The Super Imposition by Translation and Rotation (SITAR) model is a shape-invariant nonlinear mixed effect model that fits a natural cubic spline mean curve to the growth data and aligns individual-specific growth curves to the underlying mean curve via a set of random effects (see Cole, 2010 <doi:10.1093/ije/dyq115> for details). The non-Bayesian version of the SITAR model can be fit by using the already available R package sitar'. Unlike the sitar package which allows modelling of a single outcome only, the bsitar package offers great flexibility in fitting models of varying complexities, including joint modelling of multiple outcomes such as height and weight (multivariate model). Additionally, the bsitar package allows for the simultaneous analysis of an outcome separately for subgroups defined by a factor variable such as gender. This is achieved by fitting separate models for each subgroup (for example males and females for gender variable). An advantage of this approach is that posterior draws for each subgroup are part of a single model object, making it possible to compare coefficients across subgroups and test hypotheses.

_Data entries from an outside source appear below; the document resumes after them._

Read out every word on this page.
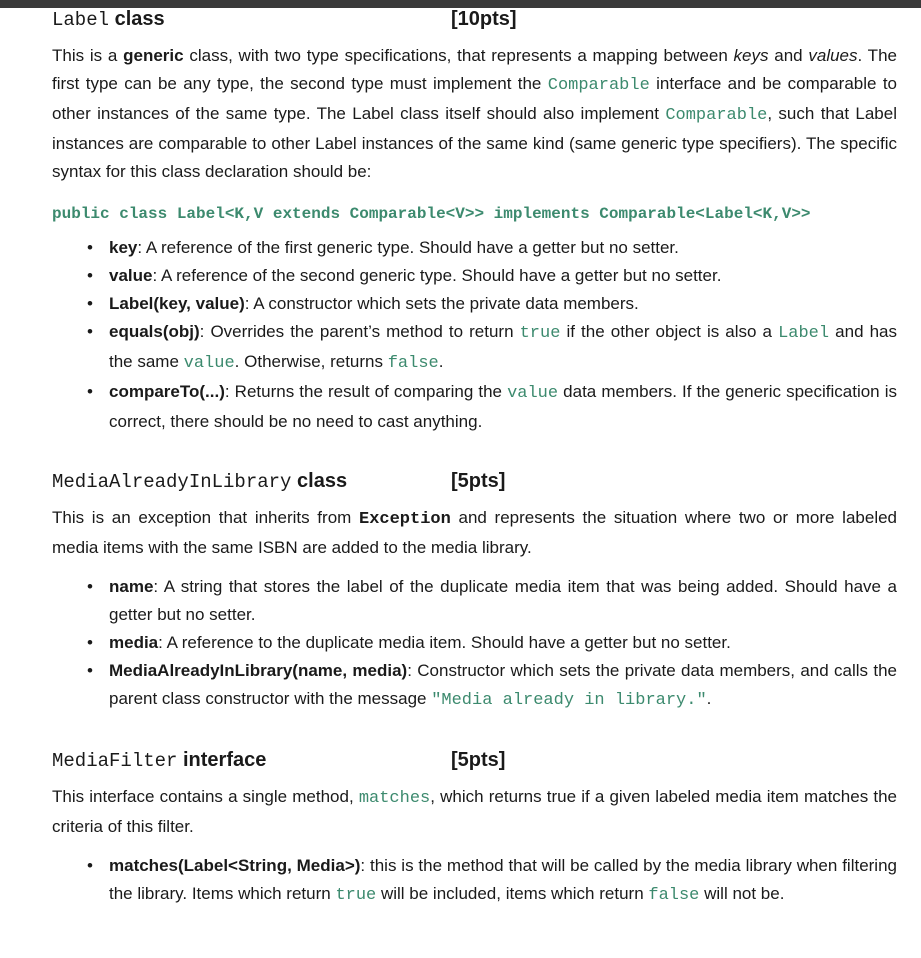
Label class	[10pts]

This is a generic class, with two type specifications, that represents a mapping between keys and values. The first type can be any type, the second type must implement the Comparable interface and be comparable to other instances of the same type. The Label class itself should also implement Comparable, such that Label instances are comparable to other Label instances of the same kind (same generic type specifiers). The specific syntax for this class declaration should be:

public class Label<K,V extends Comparable<V>> implements Comparable<Label<K,V>>
• key: A reference of the first generic type. Should have a getter but no setter.
• value: A reference of the second generic type. Should have a getter but no setter.
• Label(key, value): A constructor which sets the private data members.
• equals(obj): Overrides the parent’s method to return true if the other object is also a Label and has the same value. Otherwise, returns false.
• compareTo(...): Returns the result of comparing the value data members. If the generic specification is correct, there should be no need to cast anything.
MediaAlreadyInLibrary class	[5pts]

This is an exception that inherits from Exception and represents the situation where two or more labeled media items with the same ISBN are added to the media library.

• name: A string that stores the label of the duplicate media item that was being added. Should have a getter but no setter.
• media: A reference to the duplicate media item. Should have a getter but no setter.
• MediaAlreadyInLibrary(name, media): Constructor which sets the private data members, and calls the parent class constructor with the message "Media already in library.".
MediaFilter interface	[5pts]

This interface contains a single method, matches, which returns true if a given labeled media item matches the criteria of this filter.

• matches(Label<String, Media>): this is the method that will be called by the media library when filtering the library. Items which return true will be included, items which return false will not be.
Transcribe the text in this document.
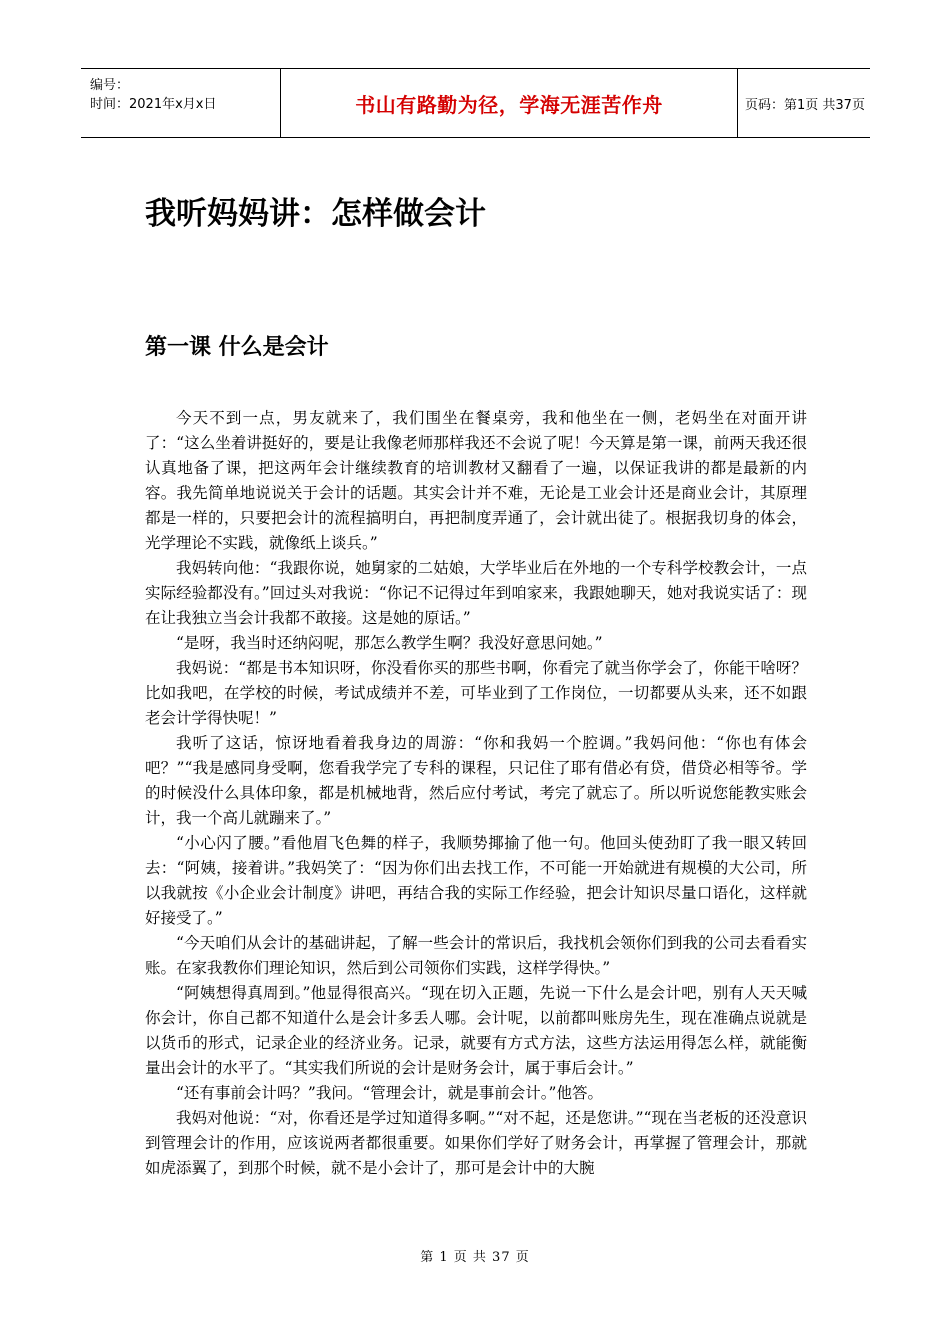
编号：
时间：2021年x月x日	书山有路勤为径，学海无涯苦作舟	页码：第1页 共37页
我听妈妈讲：怎样做会计
第一课 什么是会计

今天不到一点，男友就来了，我们围坐在餐桌旁，我和他坐在一侧，老妈坐在对面开讲了：“这么坐着讲挺好的，要是让我像老师那样我还不会说了呢！今天算是第一课，前两天我还很认真地备了课，把这两年会计继续教育的培训教材又翻看了一遍，以保证我讲的都是最新的内容。我先简单地说说关于会计的话题。其实会计并不难，无论是工业会计还是商业会计，其原理都是一样的，只要把会计的流程搞明白，再把制度弄通了，会计就出徒了。根据我切身的体会，光学理论不实践，就像纸上谈兵。”

我妈转向他：“我跟你说，她舅家的二姑娘，大学毕业后在外地的一个专科学校教会计，一点实际经验都没有。”回过头对我说：“你记不记得过年到咱家来，我跟她聊天，她对我说实话了：现在让我独立当会计我都不敢接。这是她的原话。”

“是呀，我当时还纳闷呢，那怎么教学生啊？我没好意思问她。”

我妈说：“都是书本知识呀，你没看你买的那些书啊，你看完了就当你学会了，你能干啥呀？比如我吧，在学校的时候，考试成绩并不差，可毕业到了工作岗位，一切都要从头来，还不如跟老会计学得快呢！”

我听了这话，惊讶地看着我身边的周游：“你和我妈一个腔调。”我妈问他：“你也有体会吧？”“我是感同身受啊，您看我学完了专科的课程，只记住了耶有借必有贷，借贷必相等爷。学的时候没什么具体印象，都是机械地背，然后应付考试，考完了就忘了。所以听说您能教实账会计，我一个高儿就蹦来了。”

“小心闪了腰。”看他眉飞色舞的样子，我顺势揶揄了他一句。他回头使劲盯了我一眼又转回去：“阿姨，接着讲。”我妈笑了：“因为你们出去找工作，不可能一开始就进有规模的大公司，所以我就按《小企业会计制度》讲吧，再结合我的实际工作经验，把会计知识尽量口语化，这样就好接受了。”

“今天咱们从会计的基础讲起，了解一些会计的常识后，我找机会领你们到我的公司去看看实账。在家我教你们理论知识，然后到公司领你们实践，这样学得快。”

“阿姨想得真周到。”他显得很高兴。“现在切入正题，先说一下什么是会计吧，别有人天天喊你会计，你自己都不知道什么是会计多丢人哪。会计呢，以前都叫账房先生，现在准确点说就是以货币的形式，记录企业的经济业务。记录，就要有方式方法，这些方法运用得怎么样，就能衡量出会计的水平了。“其实我们所说的会计是财务会计，属于事后会计。”

“还有事前会计吗？”我问。“管理会计，就是事前会计。”他答。

我妈对他说：“对，你看还是学过知道得多啊。”“对不起，还是您讲。”“现在当老板的还没意识到管理会计的作用，应该说两者都很重要。如果你们学好了财务会计，再掌握了管理会计，那就如虎添翼了，到那个时候，就不是小会计了，那可是会计中的大腕

第 1 页 共 37 页
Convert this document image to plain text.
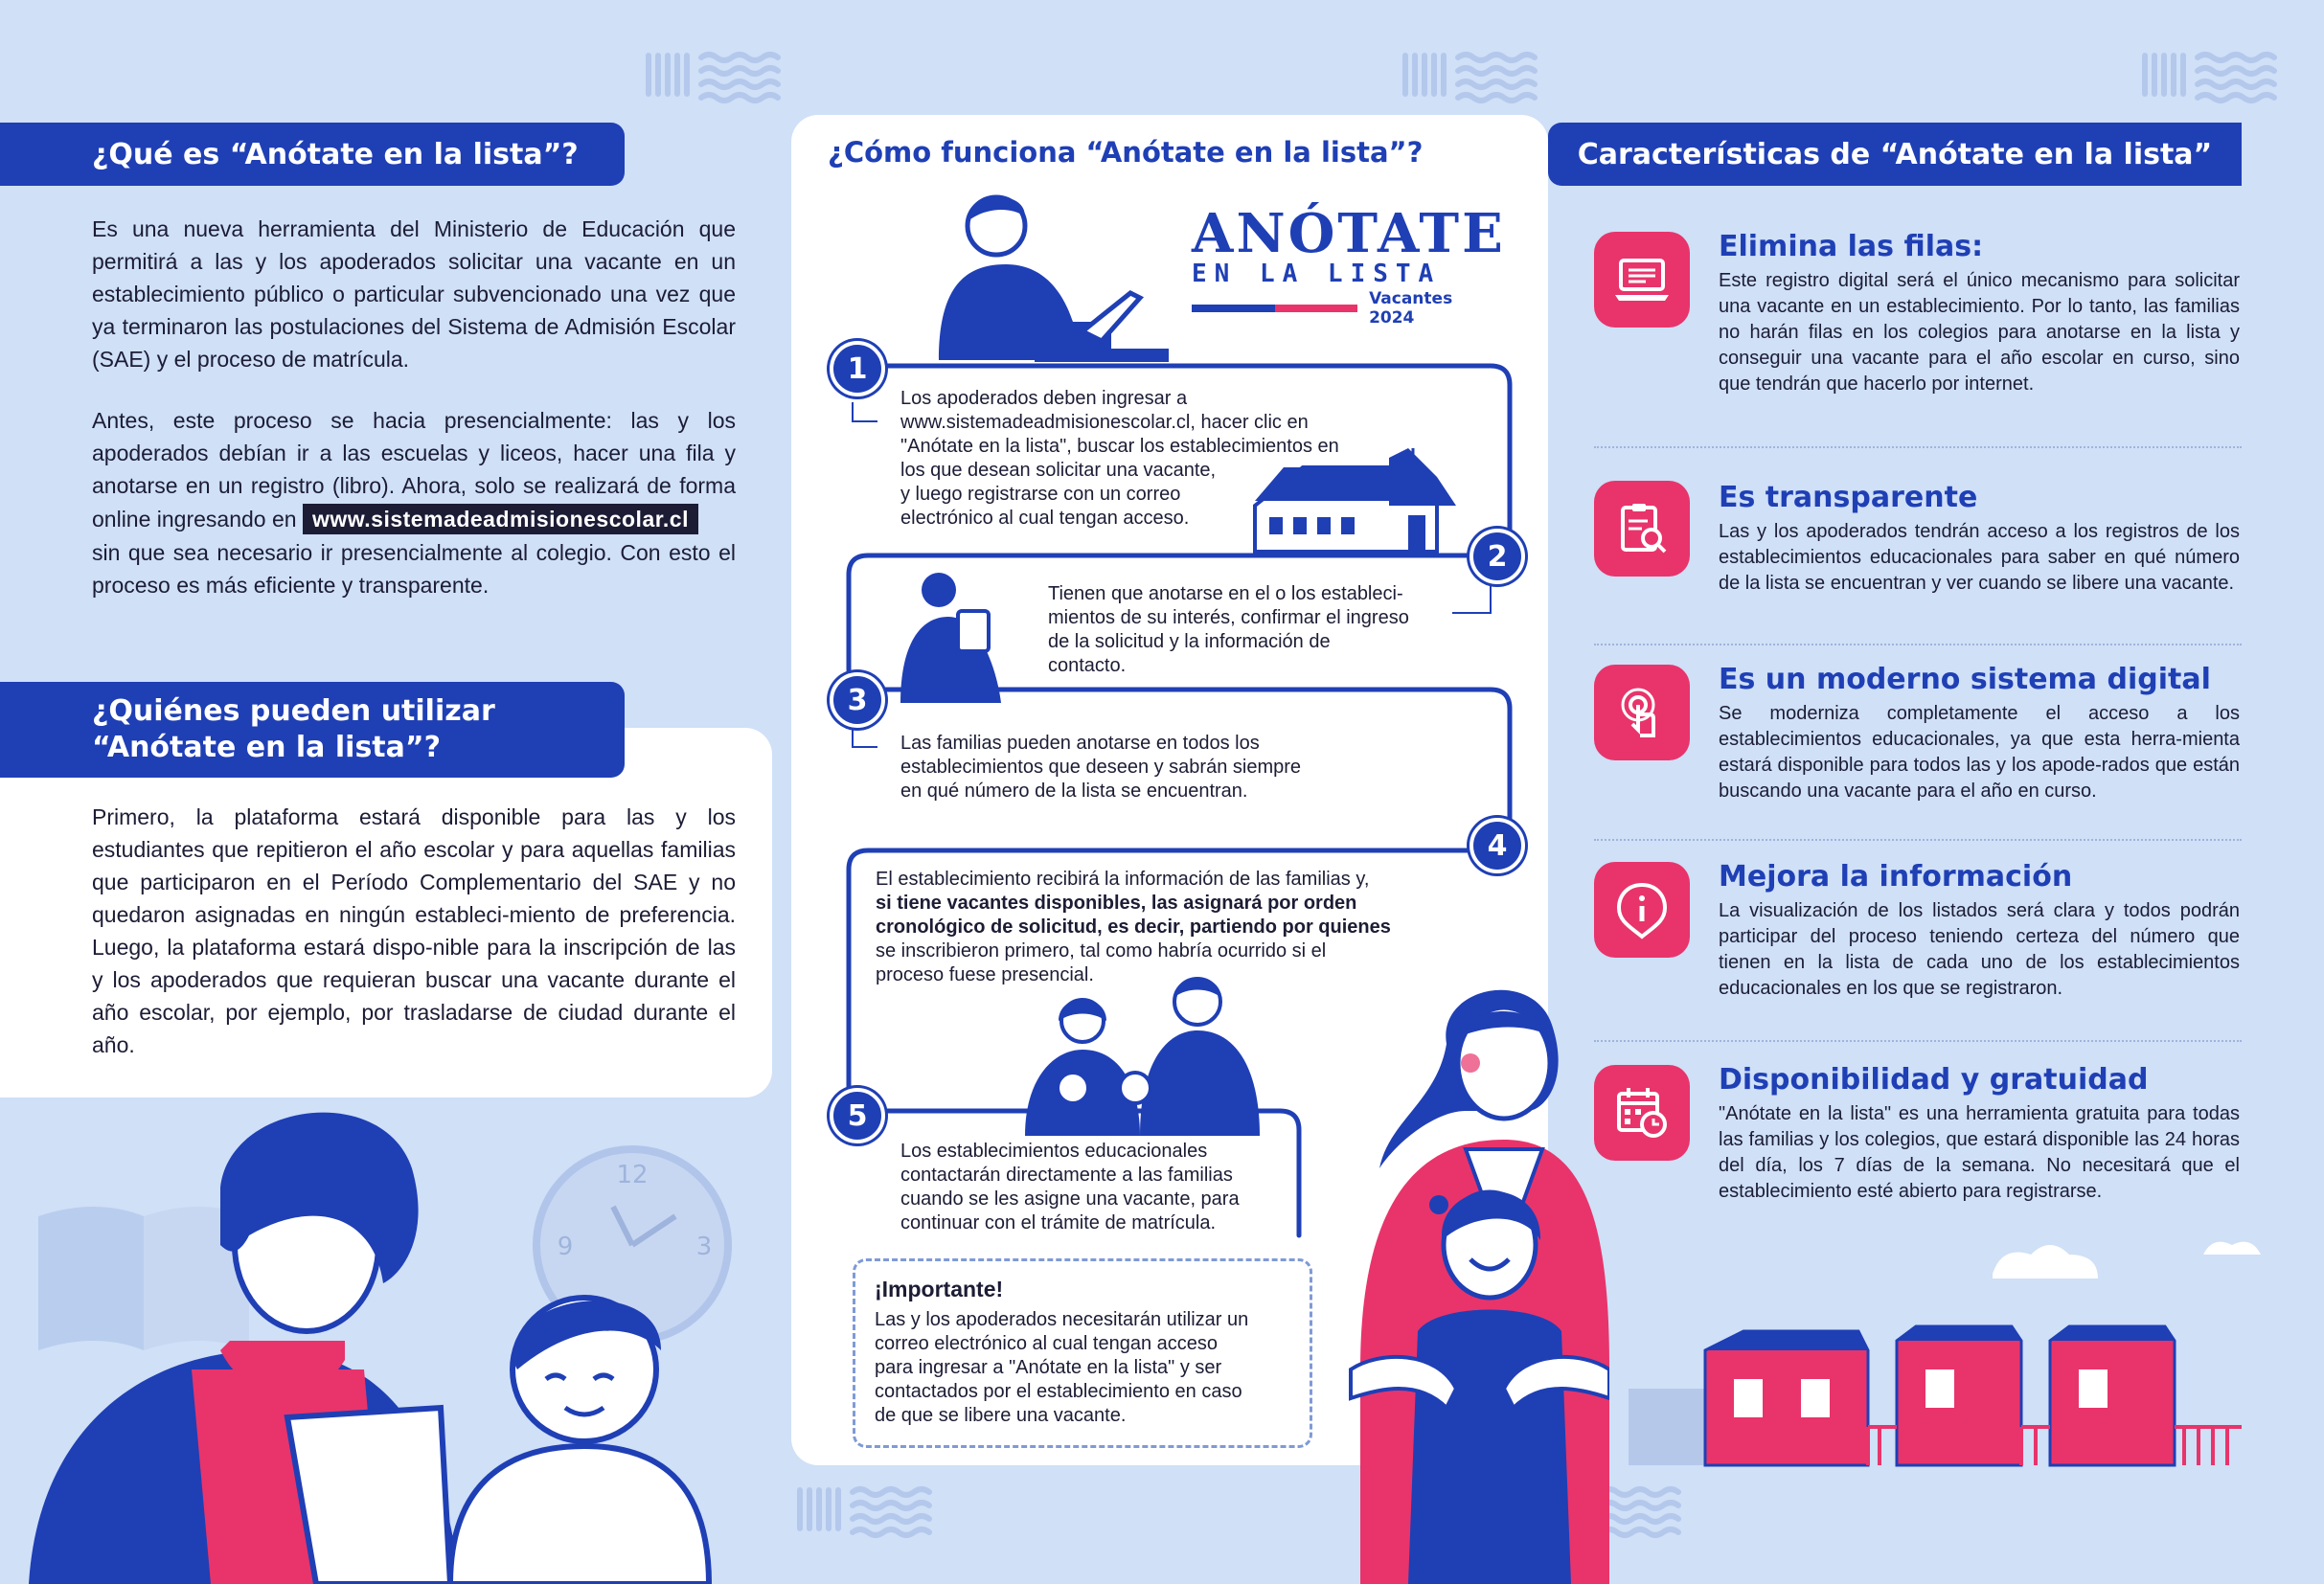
¿Qué es “Anótate en la lista”?
Es una nueva herramienta del Ministerio de Educación que permitirá a las y los apoderados solicitar una vacante en un establecimiento público o particular subvencionado una vez que ya terminaron las postulaciones del Sistema de Admisión Escolar (SAE) y el proceso de matrícula.
Antes, este proceso se hacia presencialmente: las y los apoderados debían ir a las escuelas y liceos, hacer una fila y anotarse en un registro (libro). Ahora, solo se realizará de forma online ingresando en www.sistemadeadmisionescolar.cl
sin que sea necesario ir presencialmente al colegio. Con esto el proceso es más eficiente y transparente.
¿Quiénes pueden utilizar
“Anótate en la lista”?
Primero, la plataforma estará disponible para las y los estudiantes que repitieron el año escolar y para aquellas familias que participaron en el Período Complementario del SAE y no quedaron asignadas en ningún estableci-miento de preferencia. Luego, la plataforma estará dispo-nible para la inscripción de las y los apoderados que requieran buscar una vacante durante el año escolar, por ejemplo, por trasladarse de ciudad durante el año.
12
3
9
¿Cómo funciona “Anótate en la lista”?
ANÓTATE
EN LA LISTA
Vacantes 2024
1
2
3
4
5
Los apoderados deben ingresar a
www.sistemadeadmisionescolar.cl, hacer clic en
"Anótate en la lista", buscar los establecimientos en
los que desean solicitar una vacante,
y luego registrarse con un correo
electrónico al cual tengan acceso.
Tienen que anotarse en el o los estableci-
mientos de su interés, confirmar el ingreso
de la solicitud y la información de
contacto.
Las familias pueden anotarse en todos los
establecimientos que deseen y sabrán siempre
en qué número de la lista se encuentran.
El establecimiento recibirá la información de las familias y,
si tiene vacantes disponibles, las asignará por orden
cronológico de solicitud, es decir, partiendo por quienes
se inscribieron primero, tal como habría ocurrido si el
proceso fuese presencial.
Los establecimientos educacionales
contactarán directamente a las familias
cuando se les asigne una vacante, para
continuar con el trámite de matrícula.
¡Importante!
Las y los apoderados necesitarán utilizar un
correo electrónico al cual tengan acceso
para ingresar a "Anótate en la lista" y ser
contactados por el establecimiento en caso
de que se libere una vacante.
Características de “Anótate en la lista”
Elimina las filas:
Este registro digital será el único mecanismo para solicitar una vacante en un establecimiento. Por lo tanto, las familias no harán filas en los colegios para anotarse en la lista y conseguir una vacante para el año escolar en curso, sino que tendrán que hacerlo por internet.
Es transparente
Las y los apoderados tendrán acceso a los registros de los establecimientos educacionales para saber en qué número de la lista se encuentran y ver cuando se libere una vacante.
Es un moderno sistema digital
Se moderniza completamente el acceso a los establecimientos educacionales, ya que esta herra-mienta estará disponible para todos las y los apode-rados que están buscando una vacante para el año en curso.
Mejora la información
La visualización de los listados será clara y todos podrán participar del proceso teniendo certeza del número que tienen en la lista de cada uno de los establecimientos educacionales en los que se registraron.
Disponibilidad y gratuidad
"Anótate en la lista" es una herramienta gratuita para todas las familias y los colegios, que estará disponible las 24 horas del día, los 7 días de la semana. No necesitará que el establecimiento esté abierto para registrarse.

Since the bsitar package is a front-end to the R package brms', it offers excellent support for post-processing of posterior draws via various functions that are directly available from the brms package. In addition, the bsitar package includes various customized functions that allow for the visualization of distance (increase in size with age) and velocity (change in growth rate as a function of age), as well as the estimation of growth spurt parameters such as age at peak growth velocity and peak growth velocity.